Detail from an engraved, hand colored map shows vivid illustrations of celestial sphere with their constellations and zodiac signs around the sun. Labels in Dutch read "Taurus," "Orion," and "Saittarius."
Detail from an engraved, hand colored map shows vivid illustrations of celestial sphere with their constellations and zodiac signs around the sun. Gold-toned title and a chariot pulled by hippocampi or Pegasus are visible.
Detail from an engraved, hand colored map shows vivid cartouche that includes text in Dutch, one person hold a cup and another person looks through a telescope.
Detail from an engraved, hand colored map shows vivid cartouche includes text in Dutch, black people in white cloths, and the map's scale.

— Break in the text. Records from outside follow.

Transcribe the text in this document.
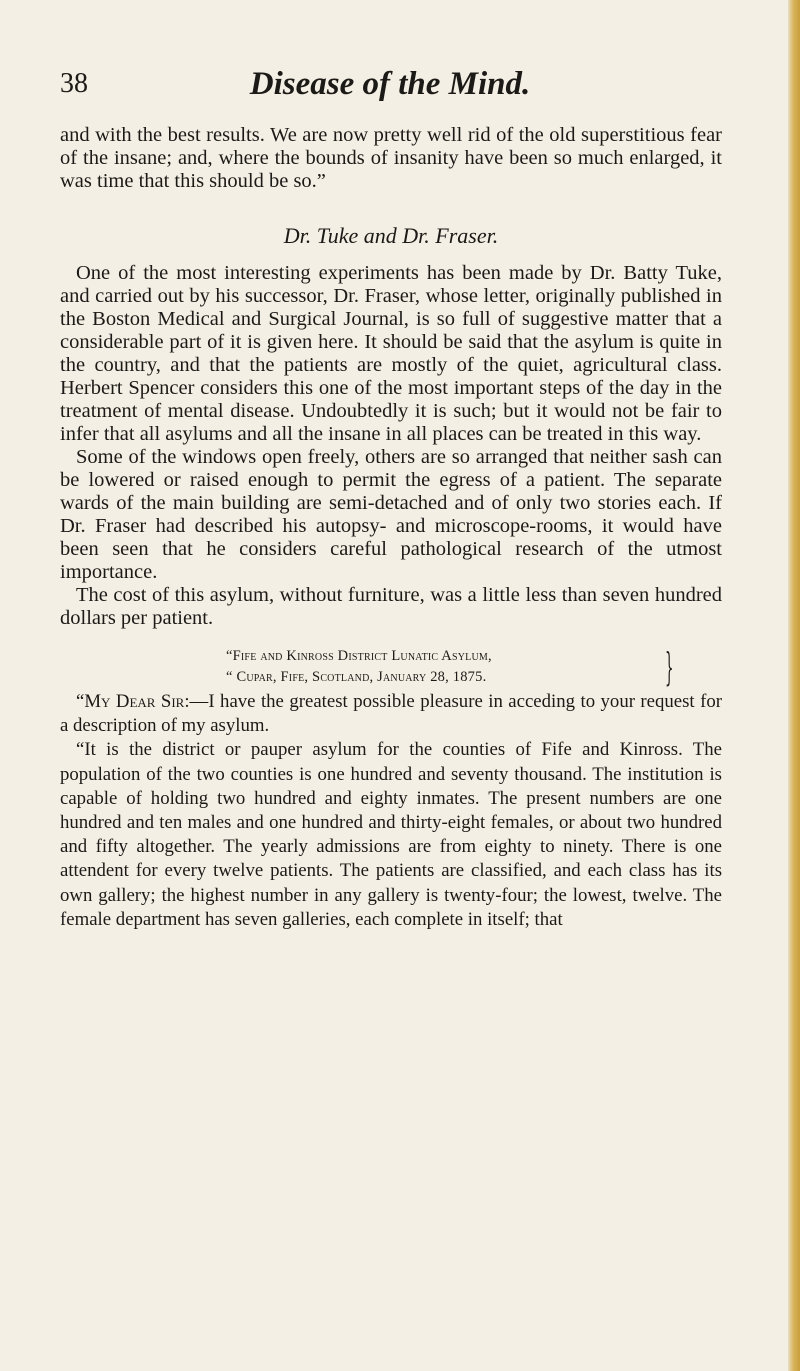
38	Disease of the Mind.

and with the best results. We are now pretty well rid of the old superstitious fear of the insane; and, where the bounds of insanity have been so much enlarged, it was time that this should be so.”

Dr. Tuke and Dr. Fraser.

One of the most interesting experiments has been made by Dr. Batty Tuke, and carried out by his successor, Dr. Fraser, whose letter, originally published in the Boston Medical and Surgical Journal, is so full of suggestive matter that a considerable part of it is given here. It should be said that the asylum is quite in the country, and that the patients are mostly of the quiet, agricultural class. Herbert Spencer considers this one of the most important steps of the day in the treatment of mental disease. Undoubtedly it is such; but it would not be fair to infer that all asylums and all the insane in all places can be treated in this way.

Some of the windows open freely, others are so arranged that neither sash can be lowered or raised enough to permit the egress of a patient. The separate wards of the main building are semi-detached and of only two stories each. If Dr. Fraser had described his autopsy- and microscope-rooms, it would have been seen that he considers careful pathological research of the utmost importance.

The cost of this asylum, without furniture, was a little less than seven hundred dollars per patient.

“Fife and Kinross District Lunatic Asylum,
“ Cupar, Fife, Scotland, January 28, 1875.	}

“My Dear Sir:—I have the greatest possible pleasure in acceding to your request for a description of my asylum.

“It is the district or pauper asylum for the counties of Fife and Kinross. The population of the two counties is one hundred and seventy thousand. The institution is capable of holding two hundred and eighty inmates. The present numbers are one hundred and ten males and one hundred and thirty-eight females, or about two hundred and fifty altogether. The yearly admissions are from eighty to ninety. There is one attendent for every twelve patients. The patients are classified, and each class has its own gallery; the highest number in any gallery is twenty-four; the lowest, twelve. The female department has seven galleries, each complete in itself; that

The sea-atlas or the watter-world

Hendrick Doncker
1626-1699

In the sixteenth century, the Dutch were the undisputed market leader in the production of commercial sea-charts and atlases. That advantage continued to grow from the middle of the seventeenth century, when several Amsterdam publishing houses began successfully to market the genre to a wider audience. Among these new arrivals to the European market, the sea-atlases of the Amsterdam bookseller Hendrik Doncker were known to be the most accurate, and were available to buyers in Dutch, English, Spanish and French – in sets containing 20 to 100 maps and on different qualities of paper. Weighing in at a middling size of 50 maps, the JCB copy – somewhat peculiarly – contains an English title page with a Dutch introduction. Its stunning colors and crisp printing make this copy a particular jewel in the Library’s atlas collection, even though Doncker’s Sea-atlas was published frequently from 1659 to 1712 and continued to be expanded and improved over time.